Bangladesh Knitwear Manufacturers and Exporters Association suggested its members to shut down the factories up to April 4 as per the government’s announcement of a general public holiday with effect from March 26.
It is high time the government stepped in before the situation worsens further. Policymakers should sit down with industry stakeholders and device policies that could effectively safeguard the RMG sector. Governments around the world are proposing trillion-dollar stimulus packages for their economies to help fight the coronavirus epidemic. Certainly, the RMG industry, which is the country’s major earning sector, is qualified to get a place in the government’s top priority list at this time of great peril. Industry insiders have proposed solutions such as support from disaster assistance fund, credit guarantee schemes from the central bank to encourage commercial banks’ continued support and amendment in the rules of the back-to-back letters of credit (LCs) to combat the current situation.

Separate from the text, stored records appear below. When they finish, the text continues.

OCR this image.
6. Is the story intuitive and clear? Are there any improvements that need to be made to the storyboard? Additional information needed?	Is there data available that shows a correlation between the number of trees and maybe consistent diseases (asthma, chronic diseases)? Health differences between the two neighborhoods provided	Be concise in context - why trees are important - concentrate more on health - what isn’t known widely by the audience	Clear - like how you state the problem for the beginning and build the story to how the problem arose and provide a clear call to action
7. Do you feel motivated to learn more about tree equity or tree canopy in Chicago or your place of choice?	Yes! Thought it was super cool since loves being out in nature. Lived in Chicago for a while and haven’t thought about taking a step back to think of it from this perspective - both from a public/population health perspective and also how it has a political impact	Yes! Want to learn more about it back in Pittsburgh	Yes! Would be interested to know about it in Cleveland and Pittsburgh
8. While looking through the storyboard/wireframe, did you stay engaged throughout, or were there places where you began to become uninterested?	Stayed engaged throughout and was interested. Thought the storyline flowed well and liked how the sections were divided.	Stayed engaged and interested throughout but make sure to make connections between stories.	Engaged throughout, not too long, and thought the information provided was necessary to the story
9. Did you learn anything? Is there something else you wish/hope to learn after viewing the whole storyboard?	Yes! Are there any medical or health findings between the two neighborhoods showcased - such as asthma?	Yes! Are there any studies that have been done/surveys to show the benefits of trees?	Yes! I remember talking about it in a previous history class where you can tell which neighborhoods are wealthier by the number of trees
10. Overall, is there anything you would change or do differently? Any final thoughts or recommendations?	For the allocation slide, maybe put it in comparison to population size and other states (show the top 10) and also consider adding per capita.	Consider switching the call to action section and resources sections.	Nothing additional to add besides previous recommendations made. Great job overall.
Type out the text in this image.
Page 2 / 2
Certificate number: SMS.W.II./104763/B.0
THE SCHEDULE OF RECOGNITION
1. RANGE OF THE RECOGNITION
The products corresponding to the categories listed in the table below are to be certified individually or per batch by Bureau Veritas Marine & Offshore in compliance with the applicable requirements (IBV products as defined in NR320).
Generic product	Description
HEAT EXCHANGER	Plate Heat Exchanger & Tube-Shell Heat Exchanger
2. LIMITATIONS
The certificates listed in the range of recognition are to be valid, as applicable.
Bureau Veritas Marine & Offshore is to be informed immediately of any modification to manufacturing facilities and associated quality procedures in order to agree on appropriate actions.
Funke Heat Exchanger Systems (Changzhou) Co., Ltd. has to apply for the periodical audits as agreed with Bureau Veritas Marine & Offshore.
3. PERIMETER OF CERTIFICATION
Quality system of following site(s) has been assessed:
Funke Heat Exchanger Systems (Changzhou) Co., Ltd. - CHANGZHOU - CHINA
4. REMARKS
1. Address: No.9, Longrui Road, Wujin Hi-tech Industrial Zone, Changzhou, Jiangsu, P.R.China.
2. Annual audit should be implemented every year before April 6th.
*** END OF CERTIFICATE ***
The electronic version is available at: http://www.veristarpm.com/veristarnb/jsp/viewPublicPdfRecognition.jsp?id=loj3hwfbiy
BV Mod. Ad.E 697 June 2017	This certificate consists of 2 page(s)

Finally, the government, oppositions, the NGOs, the other social organizations, the business people, the financial and non-financial institutions, and the people of Bangladesh should come forward and work together to handle this pandemic and minimize both the economic and non-economic losses.
In the coming days, the country should look into its resources and strengths to build a much more self-reliant manufacturing industry. We must put a value on ourselves, on our resources on our materials. All these resources could be utilized for much more value for many more outcomes providing a better and secure life. We are looking forward to a great future onward.